We’ve already seen customer support and outbound sales jobs get gobbled by AI software, but after seeing a few analytics-centric AI demos I’m convinced low-level business analysts are next. If your job is primarily to receive a request for HR data, use a BI tool to extract it from your systems and send it back, you are in the cross hairs. Conversational analytics tools are going to be very valuable and very impactful to the workforce.

The HR industry has 20 players for every product

I’ve been in a lot of industries over the years including marketing tech and ad tech. Never have I seen so many companies in every category like there is in HR. There are probably 20 AI-powered ATS solutions. How companies can rise above the noise in HR tech is going to be interesting to watch.

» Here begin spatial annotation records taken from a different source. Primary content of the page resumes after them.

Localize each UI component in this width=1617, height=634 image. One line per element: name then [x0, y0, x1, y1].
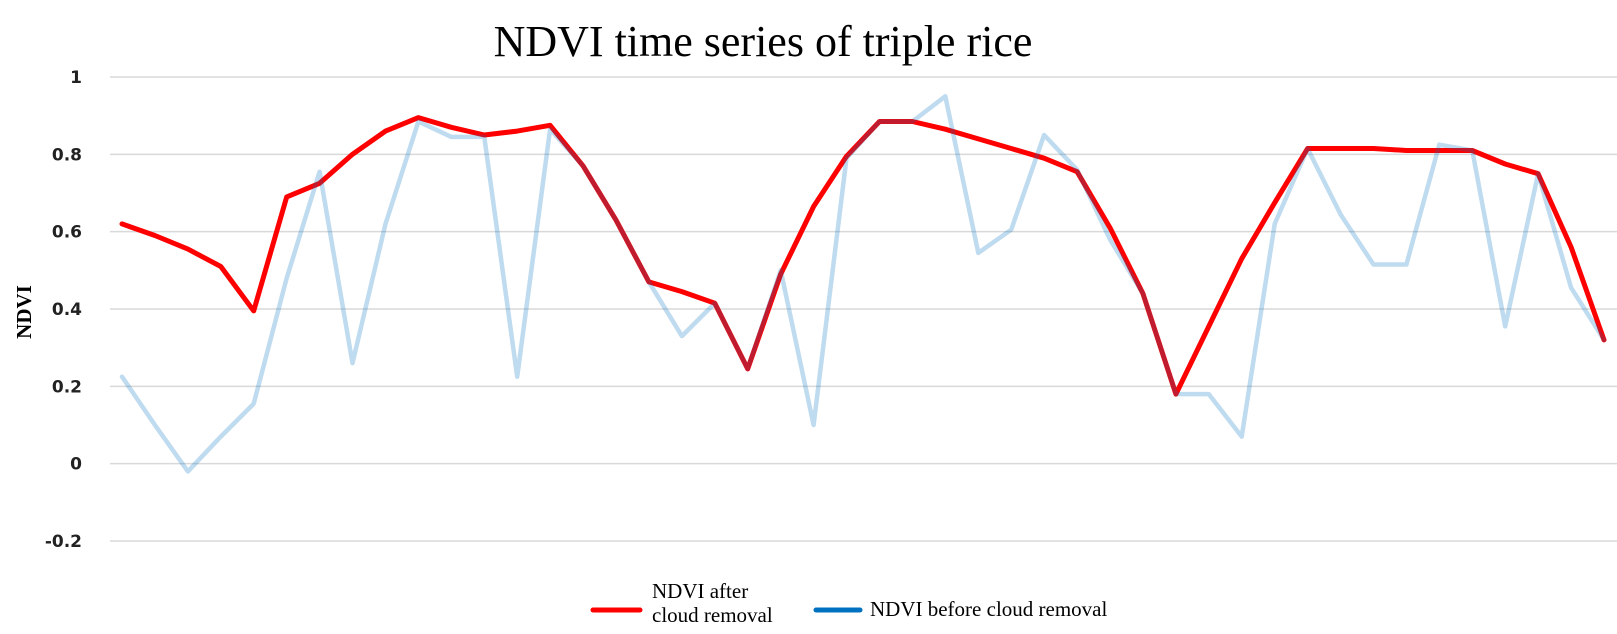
legend-label-after-line2: cloud removal	[652, 603, 773, 627]
y-tick-label: 0	[70, 455, 82, 475]
y-tick-label: 0.2	[52, 377, 82, 397]
y-axis-ticks: -0.2 0 0.2 0.4 0.6 0.8 1	[45, 68, 82, 552]
legend-label-after: NDVI after cloud removal	[652, 579, 773, 627]
y-tick-label: 0.4	[52, 300, 82, 320]
y-tick-label: 0.8	[52, 145, 82, 165]
legend-label-after-line1: NDVI after	[652, 579, 748, 603]
series-line-before	[119, 94, 1607, 474]
y-tick-label: -0.2	[45, 532, 82, 552]
legend: NDVI after cloud removal NDVI before clo…	[590, 579, 1107, 627]
y-tick-label: 0.6	[52, 223, 82, 243]
series-lines	[119, 94, 1607, 474]
y-tick-label: 1	[70, 68, 82, 88]
gridlines	[110, 76, 1617, 542]
legend-label-before: NDVI before cloud removal	[870, 597, 1107, 621]
chart-title: NDVI time series of triple rice	[494, 17, 1033, 66]
y-axis-label: NDVI	[12, 285, 36, 339]
series-line-after	[119, 115, 1607, 397]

Top of the funnel recruiting is big business

I had no idea how developed (and large) the top of the funnel ad spend was for job recruitment. Diversity in these marketing channels is happening – I even saw an influencer marketing platform focused on pitching jobs.

A vision of the future

We’ll write more on this soon but one of the things we believe about the future is that it will become commonplace for AI assistants to be present on many employee zoom calls. This could be between HR and employee, manager and employee, during onboarding, offboarding, etc.. A company doing really interesting things in this space is Dialpad.

Influencers have entered the conversation

It’s clear that HR influencers have a huge sway on people’s attention in the industry. While they have not replaced traditional analysts like Gartner yet, I saw more quoted attestations from Josh Bersin during demos than I did from all analyst firms combined.

HR is still Microsoft-centric

Coming from a tech company background, it’s always wild to me to operate in an industry where Microsoft is so prevalent. The workhorses of HR are still Outlook and SharePoint. Google (nor Atlassian or Notion) had any presence at the conference.

HR teams have to start thinking about their knowledge bases

AI needs curated, quality data to be useful. Policies need to be cleaned up, organized, and categorized by who they apply to. Procedures need to be documented and refreshed. Managing the HR knowledge base is going to become a critical task for HR teams in 2025.

The task of employee AI adoption is a long and daunting road

HR teams are being asked to drive employee adoption of HR but they themselves are still figuring out where AI gets the most leverage. HR teams are going to have to make some investments in their own projects to get experience with AI technology to become credible AI transformation leaders.

Overall it feels very clear that there is a sea change coming in HR. Not only will HR use different tools but they will be responsible for overseeing a workforce’s transition to a whole new set of tools as well. Exciting times.